Minggu, 30 Desember 2012

Kisah B.J Habibie dan Ainun


Kesetiaan tiada akhir B.J Habibie untuk  Hasri Ainun Besari






Siapa Hasri Ainun Besari ??, saat ini beliau lebih di kenal sebagai Ainun Habibi. Karena, beliau adalah istri dari mantan presiden kita B.J Habibie. Pertemuan awal mereka sudah terjadi sejak kecil karena rumah tempat tinggal mereka semasa kecil bertetanggaan. Bahkan , mereka berada dalam 1 sekolah yaitu  SMAK Dago, Kota Bandung. Dan sejak di SMAK tersebut lah mulai terbesitlah rasa cinta di dalam diri Habibie dan dikarenakan pada saat itu Ainun senang berenang sehingga membuat kulitnya hitam, Habibi pun memberikan julukan kepada Ainun “Si item gula jawa”.
Betemu lagi dengan “si item gula jawa”
Ketika lulus dari SMA mereka berpisah sangat lama. Habibie melanjutkan kuliah di ITB, namun tidak sempat selesai. Karena, beliau di kirim oleh orang tua-nya ke Jerman untuk memulai kuliahnya. Terhitung sejak 1960, Habibie tidak pulang ke indonesia selama 7 tahun. Hal ini membuat ia kangen terhadap tempat kelahirannya.
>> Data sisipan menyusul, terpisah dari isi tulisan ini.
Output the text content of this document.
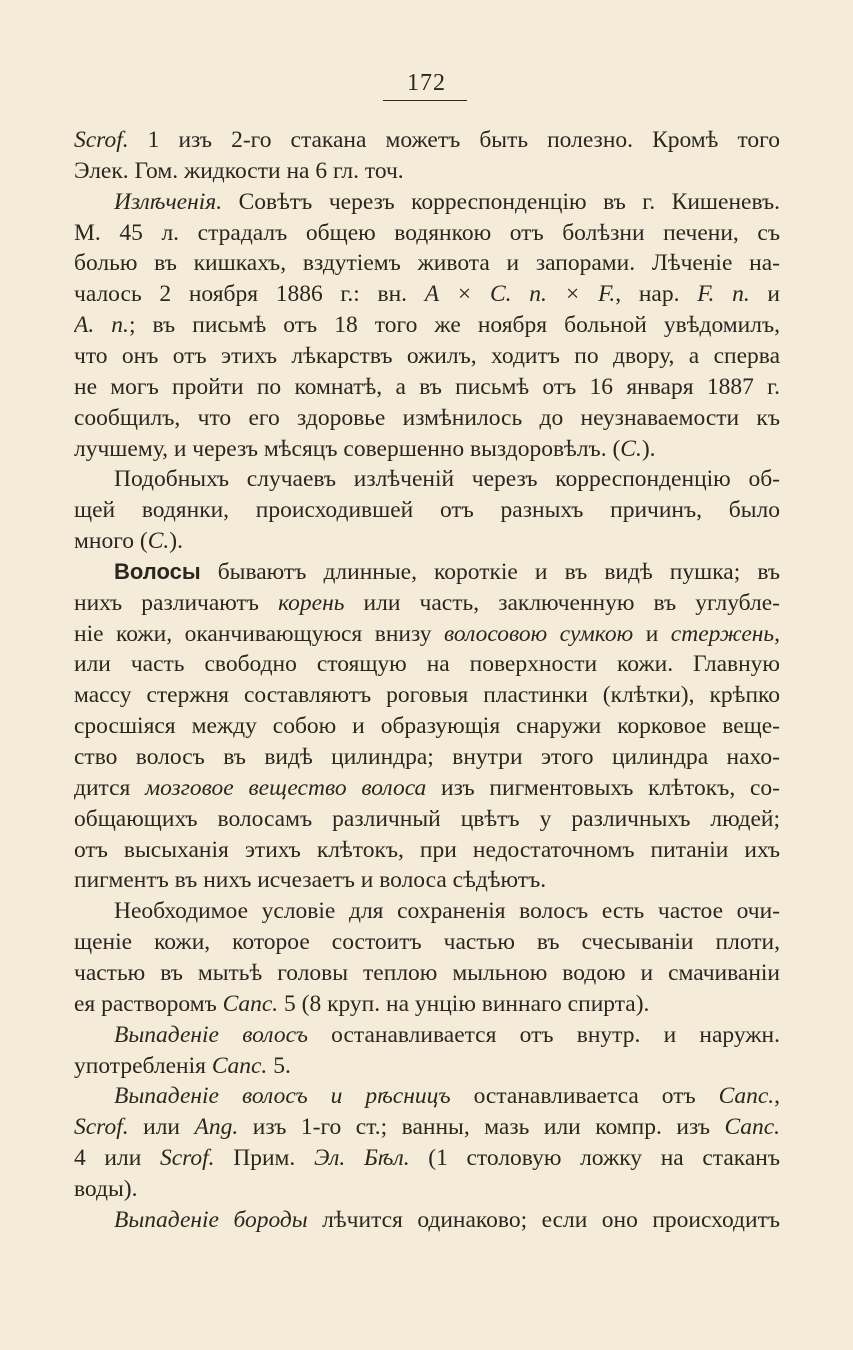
172
Scrof. 1 изъ 2-го стакана можетъ быть полезно. Кромѣ того
Элек. Гом. жидкости на 6 гл. точ.
Излѣченія. Совѣтъ черезъ корреспонденцію въ г. Кишеневъ.
М. 45 л. страдалъ общею водянкою отъ болѣзни печени, съ
болью въ кишкахъ, вздутіемъ живота и запорами. Лѣченіе на-
чалось 2 ноября 1886 г.: вн. A × C. n. × F., нар. F. n. и
A. n.; въ письмѣ отъ 18 того же ноября больной увѣдомилъ,
что онъ отъ этихъ лѣкарствъ ожилъ, ходитъ по двору, а сперва
не могъ пройти по комнатѣ, а въ письмѣ отъ 16 января 1887 г.
сообщилъ, что его здоровье измѣнилось до неузнаваемости къ
лучшему, и черезъ мѣсяцъ совершенно выздоровѣлъ. (C.).
Подобныхъ случаевъ излѣченій черезъ корреспонденцію об-
щей водянки, происходившей отъ разныхъ причинъ, было
много (C.).
Волосы бываютъ длинные, короткіе и въ видѣ пушка; въ
нихъ различаютъ корень или часть, заключенную въ углубле-
ніе кожи, оканчивающуюся внизу волосовою сумкою и стержень,
или часть свободно стоящую на поверхности кожи. Главную
массу стержня составляютъ роговыя пластинки (клѣтки), крѣпко
сросшіяся между собою и образующія снаружи корковое веще-
ство волосъ въ видѣ цилиндра; внутри этого цилиндра нахо-
дится мозговое вещество волоса изъ пигментовыхъ клѣтокъ, со-
общающихъ волосамъ различный цвѣтъ у различныхъ людей;
отъ высыханія этихъ клѣтокъ, при недостаточномъ питаніи ихъ
пигментъ въ нихъ исчезаетъ и волоса сѣдѣютъ.
Необходимое условіе для сохраненія волосъ есть частое очи-
щеніе кожи, которое состоитъ частью въ счесываніи плоти,
частью въ мытьѣ головы теплою мыльною водою и смачиваніи
ея растворомъ Canc. 5 (8 круп. на унцію виннаго спирта).
Выпаденіе волосъ останавливается отъ внутр. и наружн.
употребленія Canc. 5.
Выпаденіе волосъ и рѣсницъ останавливаетса отъ Canc.,
Scrof. или Ang. изъ 1-го ст.; ванны, мазь или компр. изъ Canc.
4 или Scrof. Прим. Эл. Бѣл. (1 столовую ложку на стаканъ
воды).
Выпаденіе бороды лѣчится одинаково; если оно происходитъ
Terlebih ia sangat ingin mengunjungi makam ayahnya dan terkabulkan ketika ia kembali ke berkesempatan kembali ke Indonesia. Ketika kembali ke Bandung, Habibi bertemu dengan Ainun yang saat itu juga sedang cuti dari pekerjaannya di RSCM jakarta. Lalu disana lah cinta lama bersemi kembali. Dahulu Habibie menjuluki Ainun “si item gula jawa”, pada saat itu sudah berubah menjadi “gula pasir”. Pertemuan mereka pun berlanjut ke Jakarta. Di Jakarta Habibie tinggal bersama kakaknya yang tertua.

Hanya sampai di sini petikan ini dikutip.